Lifecycle of proc fd files
The fd files under /proc/<pid>/fd/
are created
when a user reads or lists the fd files, not when the actual files
are opened. The inode of a fd file is not deleted when the file is
closed. This inode is disconnected with the closed file and stays
in the VFS dcache.
1. Demos
1.1. fd times
The times of a fd file tell when the fd file is first accessed (when
the fd file is instantiated). It has nothing to do with the times of
the target file. For example, ls -l
output may have the same time
for all the files, even when they are created at different times:
[root@archlinux fd]# ls -l
total 0
lrwx------ 1 root root 64 Apr 16 21:36 0 -> /dev/pts/2
lrwx------ 1 root root 64 Apr 16 21:36 1 -> /dev/pts/2
lrwx------ 1 root root 64 Apr 16 21:36 2 -> /dev/pts/2
lrwx------ 1 root root 64 Apr 16 21:36 3 -> 'socket:[29645]'
lrwx------ 1 root root 64 Apr 16 21:36 4 -> 'socket:[29649]'
We could use stat -L
to get the target file inode info. For
example, for a socket fd:
[root@archlinux fd]# stat -L 3
File: 3
Size: 0 Blocks: 0 IO Block: 4096 socket
Device: 0,7 Inode: 29645 Links: 1
Access: (0777/srwxrwxrwx) Uid: ( 0/ root) Gid: ( 0/ root)
Access: 1970-01-01 00:00:00.000000000 +0000
Modify: 1970-01-01 00:00:00.000000000 +0000
Change: 1970-01-01 00:00:00.000000000 +0000
Birth: -
Note that all times for socket files are at epoch 0. Because it is
not set in the sock_alloc()
function.
1.2. Hidden inodes
To show the existence of hidden fd inodes, we could use a bpftrace
script to print the real number of inodes
under a fd
dir.
For example, the following shows a fd dir having only 3 visible files but 1004 inodes. 1001 inodes are hidden.
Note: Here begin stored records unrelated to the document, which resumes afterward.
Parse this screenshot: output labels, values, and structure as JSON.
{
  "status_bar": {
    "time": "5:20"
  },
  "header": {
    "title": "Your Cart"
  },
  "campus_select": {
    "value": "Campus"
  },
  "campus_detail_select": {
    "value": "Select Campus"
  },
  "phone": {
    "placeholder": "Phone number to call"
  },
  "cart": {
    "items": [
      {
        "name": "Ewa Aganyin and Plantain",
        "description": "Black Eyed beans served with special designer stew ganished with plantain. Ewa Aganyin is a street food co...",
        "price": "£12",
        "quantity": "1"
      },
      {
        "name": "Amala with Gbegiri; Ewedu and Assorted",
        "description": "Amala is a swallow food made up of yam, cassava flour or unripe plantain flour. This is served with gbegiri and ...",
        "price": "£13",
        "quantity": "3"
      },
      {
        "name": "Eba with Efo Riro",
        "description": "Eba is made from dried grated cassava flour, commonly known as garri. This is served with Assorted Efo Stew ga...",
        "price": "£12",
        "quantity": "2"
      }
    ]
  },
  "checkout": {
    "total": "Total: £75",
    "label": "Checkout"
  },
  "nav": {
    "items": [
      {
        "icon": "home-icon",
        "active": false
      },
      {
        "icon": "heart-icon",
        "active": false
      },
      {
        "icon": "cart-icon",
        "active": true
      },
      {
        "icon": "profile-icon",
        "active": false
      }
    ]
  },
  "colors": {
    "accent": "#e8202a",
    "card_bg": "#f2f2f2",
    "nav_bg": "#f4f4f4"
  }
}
[root@archlinux ~]# ls /proc/1408/fd
0 1 2
[root@archlinux ~]# bpftrace trace.bt
Attaching 1 probe...
dir fd count 1004
2. Source Code Study
2.1. All fd files are symlinks
Fd files belong to the proc
filesystem. Each fd file is a symbolic
link that points to a file in another filesystem. The following
code
creates the inode for the fd file:
static struct dentry *proc_fd_instantiate(struct dentry *dentry,
struct task_struct *task, const void *ptr)
{
...
inode = proc_pid_make_inode(dentry->d_sb, task, S_IFLNK);
...
inode->i_op = &proc_pid_link_inode_operations;
...
ei->op.proc_get_link = proc_fd_link;
...
}
static int proc_fd_link(struct dentry *dentry, struct path *path)
{
...
task = get_proc_task(d_inode(dentry));
fd = proc_fd(d_inode(dentry));
fd_file = fget_task(task, fd);
*path = fd_file->f_path;
...
}
The S_IFLNK
flag makes the returned inode a symlink. The inode
operation struct proc_pid_link_inode_operations
has a readlink
operator that calls the function proc_fd_link()
to resolve the
target file path.
The function proc_fd_link()
gets the task struct and the fd number
from the inode, then it gets the target file path from the task's open
file table. This way proc_fd_link()
always returns the current
target file path even when the target file is changed.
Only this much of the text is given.